Handschuh recalled for editors the fateful events of the morning and afternoon of September 11.

He was in his car, dressed in a new pair of slacks and shirt, en route to New York University, where he was to teach an advanced class in photojournalism.

“Put on some nice things. Look like a college professor,” his wife had beseeched him before he left his New Jersey home. Little did she know that those clothes would be torn to shreds and covered in building debris the consistency of “powdered cement” with her husband in a Bayonne, NJ, hospital by day’s end, said Handschuh.

Rolling down the West Side Highway, Handschuh saw a cloud of smoke emanating from the direction of the Twin Towers. His police radio told him a tower had been hit, and a fire was raging. “ ‘A Cessna or a Piper … Some damned fool hit the tower in some crazy accident,’ I thought,” he said.

But sensing a good story, the 15-year veteran photographer for the Daily News managed to tuck in behind a New York fire truck traveling toward the Twin Towers at high speed in a line reserved normally for traffic traveling in the other direction. “I just hung on and stayed close,” he said, noting that he recognized the firefighters who waved to him while adjusting equipment and readying to fight the blaze.

The truck’s entire company, some close friends, would be dead by day's end.

Handschuh, often the first at a crime or fire scene in New York City, immediately began shooting photos after arriving at the Trade Center. It was shortly before 9 a.m.

“The second tower had not been struck. For some reason, it was eerily quiet. There was no inkling of more danger,” said Handschuh, who immediately began to make images of the fire, debris in the street, body parts strewn about.

In 1993, when he arrived at the Twin Towers and the site of an earlier terrorist bombing, he immediately went inside the bowels of the buildings. This time he held back. Something was different this time. Maybe it was the crackling fire. Maybe it was the frantic victims jumping from the top floors to avoid being burned – only to die in an equally dreadful way on the asphalt below.

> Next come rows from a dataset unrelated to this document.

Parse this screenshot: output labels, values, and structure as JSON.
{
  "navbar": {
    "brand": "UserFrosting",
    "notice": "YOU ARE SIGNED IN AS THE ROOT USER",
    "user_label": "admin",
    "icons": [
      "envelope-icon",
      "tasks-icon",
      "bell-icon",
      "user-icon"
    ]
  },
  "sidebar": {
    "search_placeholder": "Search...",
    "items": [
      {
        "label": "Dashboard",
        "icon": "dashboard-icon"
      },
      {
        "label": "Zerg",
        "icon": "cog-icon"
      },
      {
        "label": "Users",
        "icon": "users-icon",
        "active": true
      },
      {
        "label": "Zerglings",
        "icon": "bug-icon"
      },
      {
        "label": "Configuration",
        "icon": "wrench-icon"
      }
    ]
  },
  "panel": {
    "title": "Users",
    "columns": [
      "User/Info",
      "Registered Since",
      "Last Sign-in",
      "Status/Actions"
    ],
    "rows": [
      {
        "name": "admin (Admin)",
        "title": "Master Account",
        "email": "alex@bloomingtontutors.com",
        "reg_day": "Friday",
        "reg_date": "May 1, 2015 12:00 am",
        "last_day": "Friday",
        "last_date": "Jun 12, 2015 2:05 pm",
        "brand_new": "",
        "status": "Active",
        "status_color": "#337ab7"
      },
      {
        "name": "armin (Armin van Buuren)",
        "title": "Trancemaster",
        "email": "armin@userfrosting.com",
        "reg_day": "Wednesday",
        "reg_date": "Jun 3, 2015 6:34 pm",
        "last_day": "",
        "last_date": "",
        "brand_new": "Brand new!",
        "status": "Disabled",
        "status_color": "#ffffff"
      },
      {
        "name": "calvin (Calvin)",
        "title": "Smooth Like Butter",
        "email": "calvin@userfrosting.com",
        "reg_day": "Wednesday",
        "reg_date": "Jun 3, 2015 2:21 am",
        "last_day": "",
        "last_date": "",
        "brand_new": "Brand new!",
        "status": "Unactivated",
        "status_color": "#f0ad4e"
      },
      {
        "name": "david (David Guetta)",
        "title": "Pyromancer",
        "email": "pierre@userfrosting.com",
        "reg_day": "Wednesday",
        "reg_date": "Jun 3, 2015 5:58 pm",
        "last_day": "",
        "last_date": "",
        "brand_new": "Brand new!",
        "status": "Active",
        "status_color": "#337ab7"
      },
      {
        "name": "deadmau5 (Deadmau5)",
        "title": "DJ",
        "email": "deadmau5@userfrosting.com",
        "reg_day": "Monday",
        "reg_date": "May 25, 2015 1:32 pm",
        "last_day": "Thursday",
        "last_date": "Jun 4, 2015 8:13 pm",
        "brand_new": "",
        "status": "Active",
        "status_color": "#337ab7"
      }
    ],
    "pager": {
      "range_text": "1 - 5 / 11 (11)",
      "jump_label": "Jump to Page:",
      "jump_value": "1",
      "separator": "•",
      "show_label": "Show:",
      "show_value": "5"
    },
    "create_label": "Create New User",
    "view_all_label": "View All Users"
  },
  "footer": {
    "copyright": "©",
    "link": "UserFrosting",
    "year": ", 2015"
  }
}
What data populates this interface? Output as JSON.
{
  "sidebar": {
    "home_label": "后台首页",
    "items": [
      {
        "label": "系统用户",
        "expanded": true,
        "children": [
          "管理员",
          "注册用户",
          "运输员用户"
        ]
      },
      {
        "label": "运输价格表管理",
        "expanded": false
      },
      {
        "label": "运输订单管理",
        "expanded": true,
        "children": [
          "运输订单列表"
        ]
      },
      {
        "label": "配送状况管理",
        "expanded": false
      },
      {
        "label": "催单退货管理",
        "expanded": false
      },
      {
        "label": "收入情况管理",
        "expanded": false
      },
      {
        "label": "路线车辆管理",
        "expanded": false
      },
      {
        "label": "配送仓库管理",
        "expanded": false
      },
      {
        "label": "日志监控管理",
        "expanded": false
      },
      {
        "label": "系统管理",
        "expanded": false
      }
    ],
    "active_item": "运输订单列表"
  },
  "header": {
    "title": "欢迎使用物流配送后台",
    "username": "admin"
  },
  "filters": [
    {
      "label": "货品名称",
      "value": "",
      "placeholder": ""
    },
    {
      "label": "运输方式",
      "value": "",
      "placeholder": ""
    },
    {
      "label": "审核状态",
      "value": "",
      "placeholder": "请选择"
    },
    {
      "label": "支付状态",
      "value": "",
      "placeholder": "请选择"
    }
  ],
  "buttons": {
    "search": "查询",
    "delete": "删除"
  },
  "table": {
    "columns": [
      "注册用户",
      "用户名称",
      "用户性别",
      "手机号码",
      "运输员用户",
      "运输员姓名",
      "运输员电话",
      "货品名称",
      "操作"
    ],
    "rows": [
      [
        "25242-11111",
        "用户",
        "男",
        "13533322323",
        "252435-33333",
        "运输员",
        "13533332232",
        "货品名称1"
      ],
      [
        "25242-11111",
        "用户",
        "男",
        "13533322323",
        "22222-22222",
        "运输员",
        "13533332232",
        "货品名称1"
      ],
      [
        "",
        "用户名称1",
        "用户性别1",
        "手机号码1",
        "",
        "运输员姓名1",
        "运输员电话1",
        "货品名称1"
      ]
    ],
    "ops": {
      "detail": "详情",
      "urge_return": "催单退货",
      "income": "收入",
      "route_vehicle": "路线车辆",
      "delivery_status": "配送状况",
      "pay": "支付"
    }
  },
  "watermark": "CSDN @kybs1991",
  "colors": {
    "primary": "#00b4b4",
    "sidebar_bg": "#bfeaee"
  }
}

He kept shooting and shooting. Then, several minutes after he arrived, he and others at Ground Zero heard a tremendous roar. Handschuh likened it to that of a natural gasline explosion.

There was a fireball and more debris, glass and smoke. A second jetliner had struck the South Tower. Now, both were ablaze.

“We never saw it hit,” said Handschuh. “ I looked up and it was still such a beautiful, blue sky….But I knew it was a brutal act of intentional hostility.” The quiet had now become, in Handschuh’s words, a “field trip from hell.” Of the horror: “Some of the images I took at that point I will never look at again,” he told the seminar participants.

Handshuh was within yards of the second tower when it began to fall. “My first instinct was to keep shooting, but the voice in the back of my head said “run, run, run.”

Which he did.

He was fast enough to escape the cascading glass, cement, steel and debris. But not fast enough to avoid being lifted off the ground and thrown about by the intense wind created by the collapse of such a large structure.

Handschuh, now in pain, covered with debris and with severe injuries, somehow had survived. “Don’t worry, brother, we’ll get you out.” It was a group of firefighters. They freed him, but left him on the street momentarily while focusing on others closer to Ground Zero and in greater need.

He eventually was carried away (just in time as more debris covered the spot where he lay, writhing in pain) to a nearby deli, which housed a number of public safety workers seeking a respite, and other injured. He was given a Snapple and then carried away to a police boat, for the ride across the river to safety. He had managed to get his camera and film to a colleague during all the confusion.

“As I was going away, I still saw that beautiful blue sky, and the smoke of lower Manhattan. I reached down but I had no camera,” he remembered.

Things moved quickly after that. A visit to the hospital. Major surgery to his leg. A reunion with his wife and two kids. And time to relive the horror of it all.

And time to help his colleagues, journalists who have gone through similar experiences. Their cause is now his cause.

“We are not made of metal,” Handschuh said to the API group. “We need to grieve.”